Several interviews with medical staff and other nurses that witnessed what happened at the hospital said Mutharika required urgent medical treatment within the first few minutes from the time he collapsed.

“He was brought already dead…cardiac arrest leads to heart failure and when the heart stops, the next thing is that oxygen stops going to the brain and within three minutes the brain shuts down and a person is pronounced dead because the chances of resuscitation are almost zero, depending on the age,” said one doctor.

Mutharika, 78, though pronounced dead at the hospital, was Thursday night flown to South Africa. But the plane was also delayed by almost four hours because , according to several sources, the pilot from South Africa refused to fly a corpse.

“The air ambulance was hired to airlift a patient and not a corpse…because of that, the pilot and his medical asked government to again seek permission to have clearance to fly as cargo and that took long for all the formalities to be completed,” sources said.

Weekend Nation investigations also established through multiple sources that the calcium was sourced from a private clinic (name withheld) within Lilongwe.

“We ran to look for some supplies from other places and wards because they were not readily available in the ICU,” said the medical source.

At the time Mutharika arrived at KCH, the doctors said panic and confusion ensued in the ICU. The President’s security detail pushed other patients away and locked them in some wards in ICU to prevent them from seeing Mutharika.

“The bodyguards were pushing the other patients heavily to prevent them from seeing the President. They should have just walked in quietly.

“Some patients defied the security personnel and insisted to see the President being taken into the ICU. One bodyguard even kicked a patient who was reluctant to look aside,” a medical source said.
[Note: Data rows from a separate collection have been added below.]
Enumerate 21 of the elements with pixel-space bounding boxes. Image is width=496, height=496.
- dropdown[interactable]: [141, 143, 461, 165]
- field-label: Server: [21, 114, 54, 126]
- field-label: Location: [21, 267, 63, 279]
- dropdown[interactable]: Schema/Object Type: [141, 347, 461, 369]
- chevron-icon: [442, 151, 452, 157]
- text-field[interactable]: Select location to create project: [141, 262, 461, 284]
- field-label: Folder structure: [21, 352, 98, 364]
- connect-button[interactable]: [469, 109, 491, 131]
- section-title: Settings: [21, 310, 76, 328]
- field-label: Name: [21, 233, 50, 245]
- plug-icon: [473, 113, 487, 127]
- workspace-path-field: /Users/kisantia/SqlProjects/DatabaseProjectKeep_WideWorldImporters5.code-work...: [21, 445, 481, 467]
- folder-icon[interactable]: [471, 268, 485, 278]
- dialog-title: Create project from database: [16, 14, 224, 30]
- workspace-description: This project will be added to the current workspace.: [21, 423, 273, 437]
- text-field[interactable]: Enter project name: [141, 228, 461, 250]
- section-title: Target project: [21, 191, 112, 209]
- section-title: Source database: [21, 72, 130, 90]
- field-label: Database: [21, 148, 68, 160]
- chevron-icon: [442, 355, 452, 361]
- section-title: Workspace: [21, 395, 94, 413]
He said places like State House and Parliament require adequate medical teams to attend to emergencies because politicians are exposed to stress due to the nature of their work.

“The biggest problem is at the State House where there is no adequate medical team for the Head of State. One doctor is not enough to handle such cases. The doctor may be good but he needs other equally qualified and experienced doctors to help him handle such cases urgently.

“This is the second biggest incident to happen in our nation. We had late [Speaker] Rodwell Munyenyembe who could not be treated where the incident had happened. You need to do something immediately before rushing the patient to hospital,” said another doctor.

Officials that rushed to the hospital included the President’s brother Professor Peter Mutharika, Chief Secretary in the Office of the President and Cabinet Bright Msaka, Energy Minister Goodall Gondwe, Inspector General of police Peter Mukhito, director general of National Intelligence Services, Bintony Kutsaira, director general of State Residences, Edward Sawerengera, and presidential adviser on religious affairs the Reverend Billy Gama.

No official government official was available to comment on what happened as we went to press.

Mutharika came to power in 2004 and presided over a seven-year boom —underpinned by foreign aid and favourable rains — that made Malawi one of the world’s fastest-growing economies.